Risk-Adjusted Performance

Good

 
Weak
 
Strong
Compared to the overall equity markets, risk-adjusted returns on investments in Contextlogic are ranked lower than 10 (%) of all global equities and portfolios over the last 90 days. In spite of rather unfluctuating technical and fundamental indicators, Contextlogic exhibited solid returns over the last few months and may actually be approaching a breakup point.

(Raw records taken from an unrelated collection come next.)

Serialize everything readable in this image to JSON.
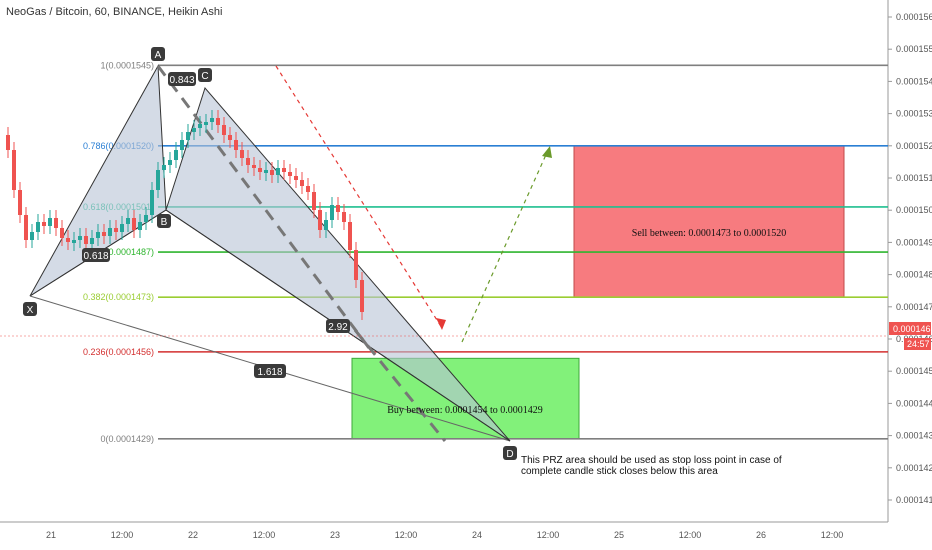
{
  "header": {
    "title": "NeoGas / Bitcoin, 60, BINANCE, Heikin Ashi"
  },
  "colors": {
    "up": "#26a69a",
    "down": "#ef5350",
    "pattern_fill": "#b7c3d6",
    "sell_zone": "#f77b7f",
    "buy_zone": "#74ef6c"
  },
  "chart_data": {
    "type": "candlestick",
    "yaxis": {
      "range": [
        0.00014,
        0.0001563
      ],
      "ticks": [
        "0.0001560",
        "0.0001550",
        "0.0001540",
        "0.0001530",
        "0.0001520",
        "0.0001510",
        "0.0001500",
        "0.0001490",
        "0.0001480",
        "0.0001470",
        "0.0001460",
        "0.0001450",
        "0.0001440",
        "0.0001430",
        "0.0001420",
        "0.0001410"
      ]
    },
    "xaxis": {
      "ticks": [
        "21",
        "12:00",
        "22",
        "12:00",
        "23",
        "12:00",
        "24",
        "12:00",
        "25",
        "12:00",
        "26",
        "12:00"
      ]
    },
    "current_price": {
      "value": "0.0001463",
      "countdown": "24:57"
    },
    "fib_levels": [
      {
        "label": "1(0.0001545)",
        "value": 0.0001545,
        "color": "#7f7f7f"
      },
      {
        "label": "0.786(0.0001520)",
        "value": 0.000152,
        "color": "#2a7fd4"
      },
      {
        "label": "0.618(0.0001501)",
        "value": 0.0001501,
        "color": "#1fbf8f"
      },
      {
        "label": "0.5(0.0001487)",
        "value": 0.0001487,
        "color": "#2fb52f"
      },
      {
        "label": "0.382(0.0001473)",
        "value": 0.0001473,
        "color": "#9acd32"
      },
      {
        "label": "0.236(0.0001456)",
        "value": 0.0001456,
        "color": "#d32f2f"
      },
      {
        "label": "0(0.0001429)",
        "value": 0.0001429,
        "color": "#7f7f7f"
      }
    ],
    "pattern_points": [
      {
        "label": "X"
      },
      {
        "label": "A"
      },
      {
        "label": "B"
      },
      {
        "label": "C"
      },
      {
        "label": "D"
      }
    ],
    "ratios": [
      "0.843",
      "0.618",
      "2.92",
      "1.618"
    ],
    "sell_zone": {
      "text": "Sell between: 0.0001473 to 0.0001520",
      "low": 0.0001473,
      "high": 0.000152
    },
    "buy_zone": {
      "text": "Buy between: 0.0001454 to 0.0001429",
      "low": 0.0001429,
      "high": 0.0001454
    },
    "annotation": "This PRZ area should be used as stop loss point in case of complete candle stick closes below this area"
  }
}
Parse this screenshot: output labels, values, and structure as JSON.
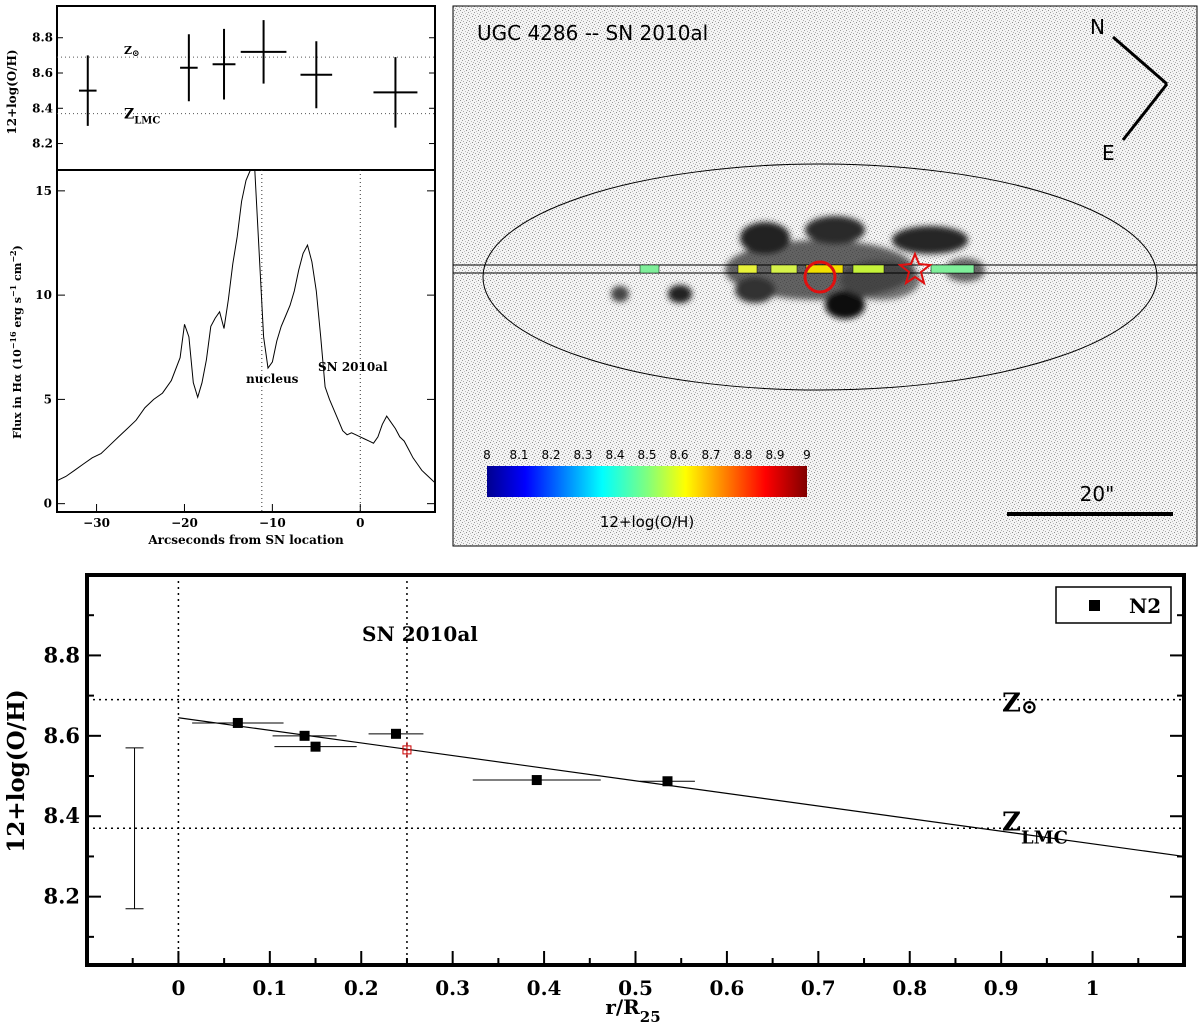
{
  "chart_data": [
    {
      "id": "top-left-abundance",
      "type": "scatter",
      "ylabel": "12+log(O/H)",
      "ylim": [
        8.05,
        8.98
      ],
      "xlim": [
        -34.5,
        8.5
      ],
      "yticks": [
        8.2,
        8.4,
        8.6,
        8.8
      ],
      "reference_lines": [
        {
          "y": 8.69,
          "label_main": "Z",
          "label_sub": "⊙"
        },
        {
          "y": 8.37,
          "label_main": "Z",
          "label_sub": "LMC"
        }
      ],
      "points": [
        {
          "x": -31.0,
          "y": 8.5,
          "xerr": 1.0,
          "yerr": 0.2
        },
        {
          "x": -19.5,
          "y": 8.63,
          "xerr": 1.0,
          "yerr": 0.19
        },
        {
          "x": -15.5,
          "y": 8.65,
          "xerr": 1.3,
          "yerr": 0.2
        },
        {
          "x": -11.0,
          "y": 8.72,
          "xerr": 2.6,
          "yerr": 0.18
        },
        {
          "x": -5.0,
          "y": 8.59,
          "xerr": 1.8,
          "yerr": 0.19
        },
        {
          "x": 4.0,
          "y": 8.49,
          "xerr": 2.5,
          "yerr": 0.2
        }
      ]
    },
    {
      "id": "halpha-profile",
      "type": "line",
      "xlabel": "Arcseconds from SN location",
      "ylabel": "Flux in Hα (10",
      "ylabel_exp1": "−16",
      "ylabel_mid": " erg s",
      "ylabel_exp2": "−1",
      "ylabel_mid2": " cm",
      "ylabel_exp3": "−2",
      "ylabel_end": ")",
      "xlim": [
        -34.5,
        8.5
      ],
      "ylim": [
        -0.4,
        16
      ],
      "xticks": [
        -30,
        -20,
        -10,
        0
      ],
      "yticks": [
        0,
        5,
        10,
        15
      ],
      "vlines": [
        -11.2,
        0
      ],
      "annotations": [
        "nucleus",
        "SN 2010al"
      ],
      "x": [
        -34.5,
        -33.5,
        -32.5,
        -31.5,
        -30.5,
        -29.5,
        -28.5,
        -27.5,
        -26.5,
        -25.5,
        -24.5,
        -23.5,
        -22.5,
        -21.5,
        -20.5,
        -20,
        -19.5,
        -19,
        -18.5,
        -18,
        -17.5,
        -17,
        -16.5,
        -16,
        -15.5,
        -15,
        -14.5,
        -14,
        -13.5,
        -13,
        -12.5,
        -12,
        -11.5,
        -11,
        -10.5,
        -10,
        -9.5,
        -9,
        -8.5,
        -8,
        -7.5,
        -7,
        -6.5,
        -6,
        -5.5,
        -5,
        -4.5,
        -4,
        -3.5,
        -3,
        -2.5,
        -2,
        -1.5,
        -1,
        -0.5,
        0,
        0.5,
        1,
        1.5,
        2,
        2.5,
        3,
        3.5,
        4,
        4.5,
        5,
        5.5,
        6,
        6.5,
        7,
        7.5,
        8,
        8.5
      ],
      "y": [
        1.1,
        1.3,
        1.6,
        1.9,
        2.2,
        2.4,
        2.8,
        3.2,
        3.6,
        4.0,
        4.6,
        5.0,
        5.3,
        5.9,
        7.0,
        8.6,
        8.0,
        5.8,
        5.1,
        5.8,
        6.9,
        8.5,
        8.9,
        9.2,
        8.4,
        9.8,
        11.5,
        12.8,
        14.5,
        15.5,
        18.0,
        16.0,
        12.0,
        8.0,
        6.5,
        6.8,
        7.8,
        8.5,
        9.0,
        9.5,
        10.2,
        11.2,
        12.0,
        12.4,
        11.6,
        10.2,
        8.0,
        5.6,
        5.0,
        4.5,
        4.0,
        3.5,
        3.3,
        3.4,
        3.3,
        3.2,
        3.1,
        3.0,
        2.9,
        3.2,
        3.8,
        4.2,
        3.9,
        3.6,
        3.2,
        3.0,
        2.6,
        2.2,
        1.9,
        1.6,
        1.4,
        1.2,
        1.0
      ]
    },
    {
      "id": "galaxy-image",
      "type": "image",
      "title": "UGC 4286 -- SN 2010al",
      "compass": {
        "north": "N",
        "east": "E"
      },
      "scale_bar_label": "20\"",
      "colorbar": {
        "label": "12+log(O/H)",
        "ticks": [
          "8",
          "8.1",
          "8.2",
          "8.3",
          "8.4",
          "8.5",
          "8.6",
          "8.7",
          "8.8",
          "8.9",
          "9"
        ]
      }
    },
    {
      "id": "gradient",
      "type": "scatter",
      "xlabel": "r/R",
      "xlabel_sub": "25",
      "ylabel": "12+log(O/H)",
      "xlim": [
        -0.1,
        1.1
      ],
      "ylim": [
        8.03,
        9.0
      ],
      "xticks": [
        "0",
        "0.1",
        "0.2",
        "0.3",
        "0.4",
        "0.5",
        "0.6",
        "0.7",
        "0.8",
        "0.9",
        "1"
      ],
      "yticks": [
        "8.2",
        "8.4",
        "8.6",
        "8.8"
      ],
      "legend": {
        "label": "N2",
        "placement": "top-right"
      },
      "annotation": "SN 2010al",
      "sn_position": 0.25,
      "reference_lines": [
        {
          "y": 8.69,
          "label_main": "Z",
          "label_sub": "⊙"
        },
        {
          "y": 8.37,
          "label_main": "Z",
          "label_sub": "LMC"
        }
      ],
      "fit": {
        "x0": 0.0,
        "y0": 8.645,
        "x1": 1.1,
        "y1": 8.3
      },
      "points": [
        {
          "x": 0.065,
          "y": 8.632,
          "xerr": 0.05
        },
        {
          "x": 0.138,
          "y": 8.6,
          "xerr": 0.035
        },
        {
          "x": 0.15,
          "y": 8.573,
          "xerr": 0.045
        },
        {
          "x": 0.238,
          "y": 8.605,
          "xerr": 0.03
        },
        {
          "x": 0.392,
          "y": 8.49,
          "xerr": 0.07
        },
        {
          "x": 0.535,
          "y": 8.487,
          "xerr": 0.03
        }
      ],
      "sn_point": {
        "x": 0.25,
        "y": 8.565,
        "yerr": 0.02
      },
      "typical_error": {
        "x": -0.048,
        "ylo": 8.17,
        "yhi": 8.57
      }
    }
  ]
}
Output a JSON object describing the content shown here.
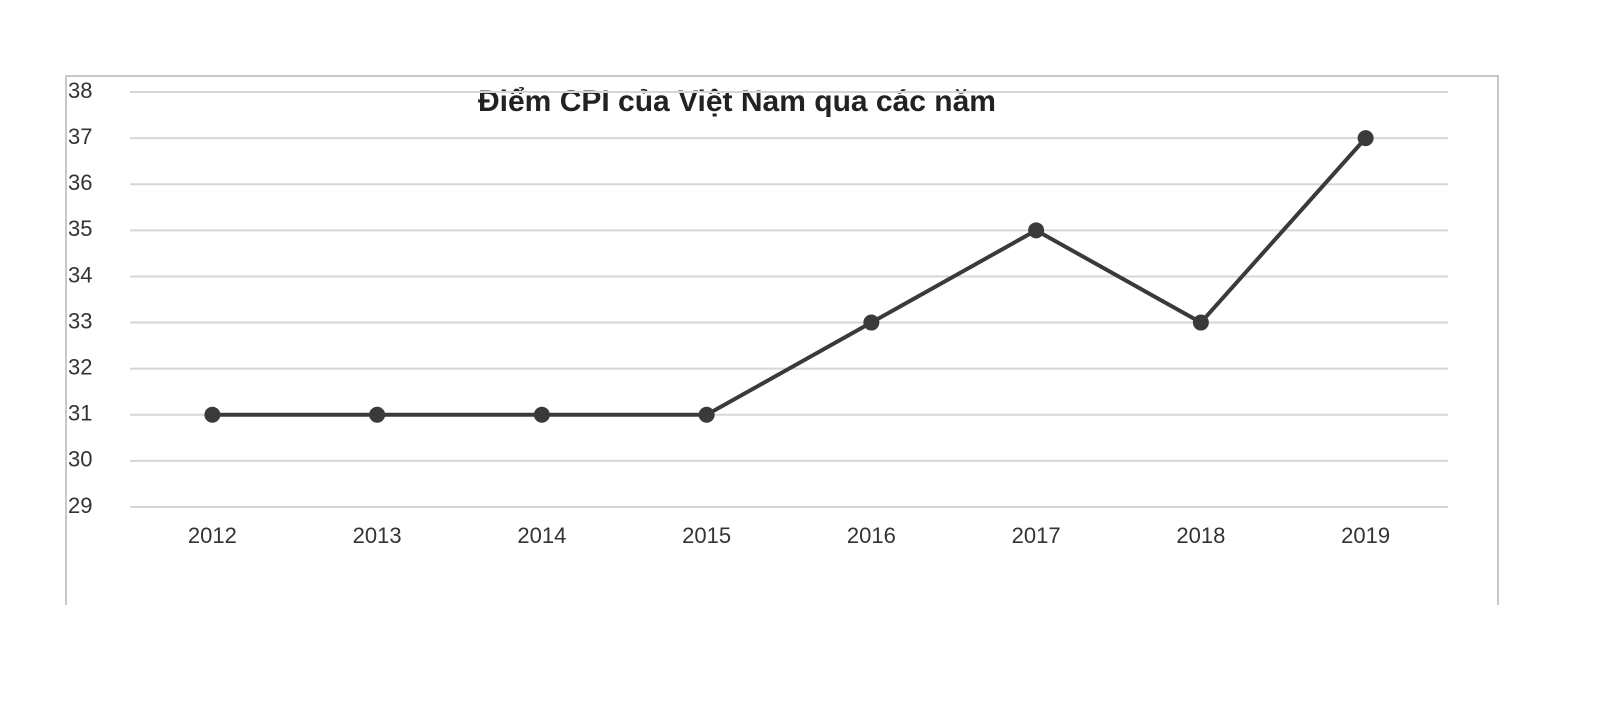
{
  "chart_data": {
    "type": "line",
    "title": "Điểm CPI của Việt Nam qua các năm",
    "categories": [
      "2012",
      "2013",
      "2014",
      "2015",
      "2016",
      "2017",
      "2018",
      "2019"
    ],
    "values": [
      31,
      31,
      31,
      31,
      33,
      35,
      33,
      37
    ],
    "color": "#3a3a3a",
    "ylim": [
      29,
      38
    ],
    "yticks": [
      29,
      30,
      31,
      32,
      33,
      34,
      35,
      36,
      37,
      38
    ],
    "grid": true
  }
}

ZhongAn Online and Contextlogic Volatility Contrast

   Predicted Return Density   
       Returns  

Pair Trading with ZhongAn Online and Contextlogic

The main advantage of trading using opposite ZhongAn Online and Contextlogic positions is that it hedges away some unsystematic risk. Because of two separate transactions, even if ZhongAn Online position performs unexpectedly, Contextlogic can make up some of the losses. Pair trading also minimizes risk from directional movements in the market. For example, if an entire industry or sector drops because of unexpected headlines, the short position in Contextlogic will offset losses from the drop in Contextlogic's long position.
The idea behind ZhongAn Online P and Contextlogic pairs trading is to make the combined position market-neutral, meaning the overall market's direction will not affect its win or loss (or potential downside or upside). This can be achieved by designing a pairs trade with two highly correlated stocks or equities that operate in a similar space or sector, making it possible to obtain profits through simple and relatively low-risk investment.
Check out your portfolio center.
Note that this page's information should be used as a complementary analysis to find the right mix of equity instruments to add to your existing portfolios or create a brand new portfolio. You can also try the Equity Forecasting module to use basic forecasting models to generate price predictions and determine price momentum.